The clique number, which represents the size of the largest complete subgraph, was also determined, along with various width parameters such as tree width and path width, which represent the structural complexity of the graph. A classical machine learning model was then trained and evaluated. Tree-based models, specifically gradient boosting, were chosen because of their performance and ability to handle class imbalances established with tabular data.

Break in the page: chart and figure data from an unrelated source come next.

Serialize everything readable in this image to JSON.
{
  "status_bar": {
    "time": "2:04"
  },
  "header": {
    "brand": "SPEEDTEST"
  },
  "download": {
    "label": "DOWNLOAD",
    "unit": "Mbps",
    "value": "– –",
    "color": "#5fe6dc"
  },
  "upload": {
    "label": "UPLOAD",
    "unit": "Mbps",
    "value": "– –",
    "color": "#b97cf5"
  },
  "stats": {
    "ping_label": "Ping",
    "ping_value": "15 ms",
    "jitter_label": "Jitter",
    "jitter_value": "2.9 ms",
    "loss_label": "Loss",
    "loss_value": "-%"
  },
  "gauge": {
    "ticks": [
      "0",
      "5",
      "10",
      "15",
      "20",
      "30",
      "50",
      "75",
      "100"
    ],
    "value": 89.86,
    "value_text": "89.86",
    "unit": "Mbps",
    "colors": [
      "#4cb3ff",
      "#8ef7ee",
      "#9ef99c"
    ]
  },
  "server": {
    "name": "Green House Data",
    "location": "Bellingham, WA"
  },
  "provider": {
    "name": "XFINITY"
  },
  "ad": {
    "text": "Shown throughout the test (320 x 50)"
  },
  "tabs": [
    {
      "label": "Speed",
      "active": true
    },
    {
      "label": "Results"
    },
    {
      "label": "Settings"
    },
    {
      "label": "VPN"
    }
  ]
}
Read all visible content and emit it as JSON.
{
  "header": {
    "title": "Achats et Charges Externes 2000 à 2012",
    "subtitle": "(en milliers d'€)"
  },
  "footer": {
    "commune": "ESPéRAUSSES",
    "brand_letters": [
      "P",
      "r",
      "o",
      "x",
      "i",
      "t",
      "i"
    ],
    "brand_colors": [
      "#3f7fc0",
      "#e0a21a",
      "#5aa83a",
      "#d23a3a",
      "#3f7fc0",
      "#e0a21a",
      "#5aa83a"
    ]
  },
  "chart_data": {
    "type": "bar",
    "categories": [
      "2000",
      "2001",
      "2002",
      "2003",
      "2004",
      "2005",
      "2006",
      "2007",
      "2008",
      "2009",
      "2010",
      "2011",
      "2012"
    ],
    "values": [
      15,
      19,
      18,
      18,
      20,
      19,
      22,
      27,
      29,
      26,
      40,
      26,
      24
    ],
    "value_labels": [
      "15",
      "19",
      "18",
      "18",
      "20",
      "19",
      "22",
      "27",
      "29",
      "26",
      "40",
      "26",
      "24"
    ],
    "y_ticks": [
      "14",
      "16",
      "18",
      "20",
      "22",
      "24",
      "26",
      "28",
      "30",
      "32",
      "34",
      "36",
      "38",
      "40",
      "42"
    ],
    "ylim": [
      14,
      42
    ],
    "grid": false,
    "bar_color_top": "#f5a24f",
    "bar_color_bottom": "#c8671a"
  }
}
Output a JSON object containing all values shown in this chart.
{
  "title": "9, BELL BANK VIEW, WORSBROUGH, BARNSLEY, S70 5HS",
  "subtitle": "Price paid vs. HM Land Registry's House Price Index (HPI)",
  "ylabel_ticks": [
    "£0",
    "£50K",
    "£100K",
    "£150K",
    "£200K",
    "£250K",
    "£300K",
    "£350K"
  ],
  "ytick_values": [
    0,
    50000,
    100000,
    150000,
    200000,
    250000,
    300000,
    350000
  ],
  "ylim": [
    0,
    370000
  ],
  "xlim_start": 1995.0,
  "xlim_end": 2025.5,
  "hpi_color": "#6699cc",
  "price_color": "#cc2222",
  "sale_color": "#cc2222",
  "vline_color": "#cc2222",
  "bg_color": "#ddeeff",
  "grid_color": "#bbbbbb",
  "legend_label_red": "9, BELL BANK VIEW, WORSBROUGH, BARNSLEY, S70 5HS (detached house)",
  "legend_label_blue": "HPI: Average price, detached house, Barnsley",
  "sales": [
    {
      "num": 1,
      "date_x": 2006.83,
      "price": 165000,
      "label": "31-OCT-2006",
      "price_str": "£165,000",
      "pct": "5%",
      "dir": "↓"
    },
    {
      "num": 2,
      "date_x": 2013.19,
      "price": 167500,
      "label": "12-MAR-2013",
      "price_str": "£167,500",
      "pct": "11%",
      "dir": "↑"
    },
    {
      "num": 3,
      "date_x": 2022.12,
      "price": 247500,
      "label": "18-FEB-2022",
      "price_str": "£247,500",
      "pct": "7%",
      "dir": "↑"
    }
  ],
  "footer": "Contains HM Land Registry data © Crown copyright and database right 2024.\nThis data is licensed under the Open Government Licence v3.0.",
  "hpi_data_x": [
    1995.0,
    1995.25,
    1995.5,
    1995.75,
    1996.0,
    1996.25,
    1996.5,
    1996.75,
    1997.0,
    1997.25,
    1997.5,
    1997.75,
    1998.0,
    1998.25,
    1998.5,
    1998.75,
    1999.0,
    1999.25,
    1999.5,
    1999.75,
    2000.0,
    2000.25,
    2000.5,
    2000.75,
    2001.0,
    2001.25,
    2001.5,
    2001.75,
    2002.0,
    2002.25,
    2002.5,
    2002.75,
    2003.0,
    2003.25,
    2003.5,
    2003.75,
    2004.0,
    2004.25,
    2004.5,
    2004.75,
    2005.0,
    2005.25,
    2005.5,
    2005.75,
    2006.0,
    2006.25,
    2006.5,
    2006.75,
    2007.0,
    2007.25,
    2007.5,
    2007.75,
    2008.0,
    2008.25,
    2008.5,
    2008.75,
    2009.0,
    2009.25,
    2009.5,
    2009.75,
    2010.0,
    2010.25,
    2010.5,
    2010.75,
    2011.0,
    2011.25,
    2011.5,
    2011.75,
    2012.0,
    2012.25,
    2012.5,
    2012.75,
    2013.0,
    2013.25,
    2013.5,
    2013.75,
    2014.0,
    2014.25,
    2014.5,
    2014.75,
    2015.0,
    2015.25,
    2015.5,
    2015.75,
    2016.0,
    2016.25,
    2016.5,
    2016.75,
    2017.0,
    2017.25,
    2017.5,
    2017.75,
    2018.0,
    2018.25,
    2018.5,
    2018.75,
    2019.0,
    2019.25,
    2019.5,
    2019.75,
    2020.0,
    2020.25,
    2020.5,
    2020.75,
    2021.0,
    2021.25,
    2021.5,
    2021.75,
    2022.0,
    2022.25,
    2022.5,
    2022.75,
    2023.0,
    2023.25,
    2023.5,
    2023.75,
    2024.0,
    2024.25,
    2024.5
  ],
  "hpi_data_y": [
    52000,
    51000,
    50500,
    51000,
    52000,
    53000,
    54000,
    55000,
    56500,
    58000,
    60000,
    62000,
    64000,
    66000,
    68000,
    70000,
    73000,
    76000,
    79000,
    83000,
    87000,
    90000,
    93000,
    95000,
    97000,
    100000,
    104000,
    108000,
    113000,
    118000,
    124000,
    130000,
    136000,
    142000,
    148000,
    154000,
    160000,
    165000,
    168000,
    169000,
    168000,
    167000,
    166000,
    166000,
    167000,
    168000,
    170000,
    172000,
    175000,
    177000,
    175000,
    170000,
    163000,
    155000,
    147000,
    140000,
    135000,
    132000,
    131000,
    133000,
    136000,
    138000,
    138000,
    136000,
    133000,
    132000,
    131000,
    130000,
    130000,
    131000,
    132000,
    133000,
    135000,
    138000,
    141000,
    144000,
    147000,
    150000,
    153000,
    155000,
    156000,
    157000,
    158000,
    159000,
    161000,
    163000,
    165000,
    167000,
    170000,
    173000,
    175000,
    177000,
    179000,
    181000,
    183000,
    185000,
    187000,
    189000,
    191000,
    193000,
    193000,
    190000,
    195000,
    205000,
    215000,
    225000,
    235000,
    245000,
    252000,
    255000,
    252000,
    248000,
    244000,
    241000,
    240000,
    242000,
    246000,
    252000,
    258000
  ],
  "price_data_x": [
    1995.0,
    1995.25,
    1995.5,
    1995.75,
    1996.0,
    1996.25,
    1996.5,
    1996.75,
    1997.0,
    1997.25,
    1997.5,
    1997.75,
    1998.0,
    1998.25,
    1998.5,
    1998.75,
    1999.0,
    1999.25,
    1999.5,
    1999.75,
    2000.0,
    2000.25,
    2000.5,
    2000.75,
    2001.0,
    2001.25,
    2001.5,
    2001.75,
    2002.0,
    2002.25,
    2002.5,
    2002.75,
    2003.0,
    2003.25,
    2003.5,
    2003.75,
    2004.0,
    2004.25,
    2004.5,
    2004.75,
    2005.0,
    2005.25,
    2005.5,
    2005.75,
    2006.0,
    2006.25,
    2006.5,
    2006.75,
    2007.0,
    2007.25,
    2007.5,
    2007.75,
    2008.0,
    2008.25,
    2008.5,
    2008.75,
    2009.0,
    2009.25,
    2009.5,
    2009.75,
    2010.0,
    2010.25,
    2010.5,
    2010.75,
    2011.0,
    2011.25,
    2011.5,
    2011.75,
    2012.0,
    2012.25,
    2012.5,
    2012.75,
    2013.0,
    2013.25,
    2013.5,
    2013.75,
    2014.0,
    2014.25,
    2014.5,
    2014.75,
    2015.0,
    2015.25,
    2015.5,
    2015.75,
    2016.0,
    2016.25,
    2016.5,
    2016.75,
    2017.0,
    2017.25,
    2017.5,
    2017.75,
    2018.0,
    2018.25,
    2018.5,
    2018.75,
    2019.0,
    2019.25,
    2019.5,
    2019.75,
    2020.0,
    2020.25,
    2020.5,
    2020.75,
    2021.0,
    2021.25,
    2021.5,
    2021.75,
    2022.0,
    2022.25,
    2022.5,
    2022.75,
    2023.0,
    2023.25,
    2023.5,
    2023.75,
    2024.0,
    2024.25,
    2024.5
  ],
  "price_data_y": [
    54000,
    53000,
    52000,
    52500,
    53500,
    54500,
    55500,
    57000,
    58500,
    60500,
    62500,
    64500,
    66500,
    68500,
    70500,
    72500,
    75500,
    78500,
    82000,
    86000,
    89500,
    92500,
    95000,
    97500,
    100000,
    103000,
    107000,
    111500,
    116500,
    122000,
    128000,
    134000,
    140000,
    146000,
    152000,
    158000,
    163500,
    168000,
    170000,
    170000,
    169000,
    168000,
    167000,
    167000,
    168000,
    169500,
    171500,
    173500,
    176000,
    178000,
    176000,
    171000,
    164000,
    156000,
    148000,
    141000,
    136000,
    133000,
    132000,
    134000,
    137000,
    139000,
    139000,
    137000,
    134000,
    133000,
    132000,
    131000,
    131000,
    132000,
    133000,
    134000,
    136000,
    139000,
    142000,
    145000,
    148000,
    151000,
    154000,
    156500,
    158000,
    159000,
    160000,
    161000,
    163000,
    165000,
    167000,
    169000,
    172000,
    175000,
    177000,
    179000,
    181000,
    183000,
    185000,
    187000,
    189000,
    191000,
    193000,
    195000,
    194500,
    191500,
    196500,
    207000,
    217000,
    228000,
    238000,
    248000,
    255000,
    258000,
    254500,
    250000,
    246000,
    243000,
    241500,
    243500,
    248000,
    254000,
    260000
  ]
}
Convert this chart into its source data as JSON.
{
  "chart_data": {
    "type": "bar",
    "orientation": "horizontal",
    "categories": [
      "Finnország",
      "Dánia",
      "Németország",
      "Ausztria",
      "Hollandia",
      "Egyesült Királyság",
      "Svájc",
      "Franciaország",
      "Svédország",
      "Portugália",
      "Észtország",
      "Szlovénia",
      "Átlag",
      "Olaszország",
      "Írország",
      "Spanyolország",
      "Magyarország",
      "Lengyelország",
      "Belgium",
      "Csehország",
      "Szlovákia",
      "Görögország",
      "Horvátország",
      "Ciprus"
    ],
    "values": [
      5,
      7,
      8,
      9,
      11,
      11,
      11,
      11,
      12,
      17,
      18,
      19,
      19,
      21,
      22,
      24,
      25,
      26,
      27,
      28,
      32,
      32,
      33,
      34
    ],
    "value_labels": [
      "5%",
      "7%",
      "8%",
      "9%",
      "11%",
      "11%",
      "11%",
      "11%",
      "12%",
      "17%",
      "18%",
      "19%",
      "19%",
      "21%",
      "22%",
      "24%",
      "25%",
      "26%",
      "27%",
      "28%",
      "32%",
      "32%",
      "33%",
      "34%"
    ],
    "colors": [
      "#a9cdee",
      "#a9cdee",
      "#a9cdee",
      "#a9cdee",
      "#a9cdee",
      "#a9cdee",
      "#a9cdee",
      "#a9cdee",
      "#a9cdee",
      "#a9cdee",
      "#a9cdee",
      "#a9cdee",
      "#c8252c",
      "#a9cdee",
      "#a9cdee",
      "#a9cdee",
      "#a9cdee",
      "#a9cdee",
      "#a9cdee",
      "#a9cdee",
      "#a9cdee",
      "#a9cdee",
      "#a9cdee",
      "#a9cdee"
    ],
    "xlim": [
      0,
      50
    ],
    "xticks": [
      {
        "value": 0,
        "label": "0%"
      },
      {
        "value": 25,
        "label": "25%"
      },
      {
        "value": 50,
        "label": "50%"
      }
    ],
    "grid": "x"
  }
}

The data was split into training, validation, and test sets, and the validation set was used to tune hyperparameters. To address the inherent class imbalance, techniques such as weighted loss functions were employed during training. Parallel to these classical approaches, graph neural networks (GNNs) have been implemented. These networks directly process graph structures, avoiding the need for manual feature engineering.
The GNN learns node embeddings that capture local and global structural information for each node and uses these embeddings to predict the number of officers. With a focus on interpretability and computational efficiency, a relatively simple GNN architecture was preferred. Assessing the importance of features was also a priority. Shapley values, a cooperative game theory concept, were computed for both tree-based models and GNNs.
This allowed us to quantify the contribution of each feature to the model’s predictions, revealing which structural properties were most influential in determining cop number. By comparing the machine learning model’s feature importance rankings with known theoretical results, the researchers aimed to validate the model and gain insight into the underlying relationship between graph structure and officer numbers.
Predicting tracking dynamics in networks using machine learning
The “cops and robbers” problem, a mathematical chase game played over a network, has resisted easy solutions for decades, and determining the minimum number of “cops” needed to catch a single “robber” has proven computationally intensive. This effort changes the approach from direct computation to prediction using machine learning.
Instead of seeking a final answer for complex graphs, researchers are now investigating whether algorithms can accurately estimate the “cup count” of a graph based on its underlying structure. The success of tree-based machine learning models and graph neural networks in this task is not just a technical achievement. It suggests viable paths for dealing with networks where exact calculations are not possible, and provides approximations that may be useful in areas such as network security and resource allocation.
Relying on structural features such as node connectivity or clustering that are already known to affect the game does not necessarily provide completely new insights into the problem itself. An important limitation is that these predictive models are inherently difficult to interpret. Although the identified characteristics are consistent with existing theory, understanding why certain structures lead to increased officer numbers remains an open question.
A deeper theoretical understanding of games is still desired. As these predictive tools become more sophisticated, they could potentially become part of a broader set of tools and used in conjunction with existing algorithms to address increasingly complex network problems. Beyond this particular game, the very methodology of applying machine learning to graph theory problems could pave the way for addressing other computationally difficult challenges in network science.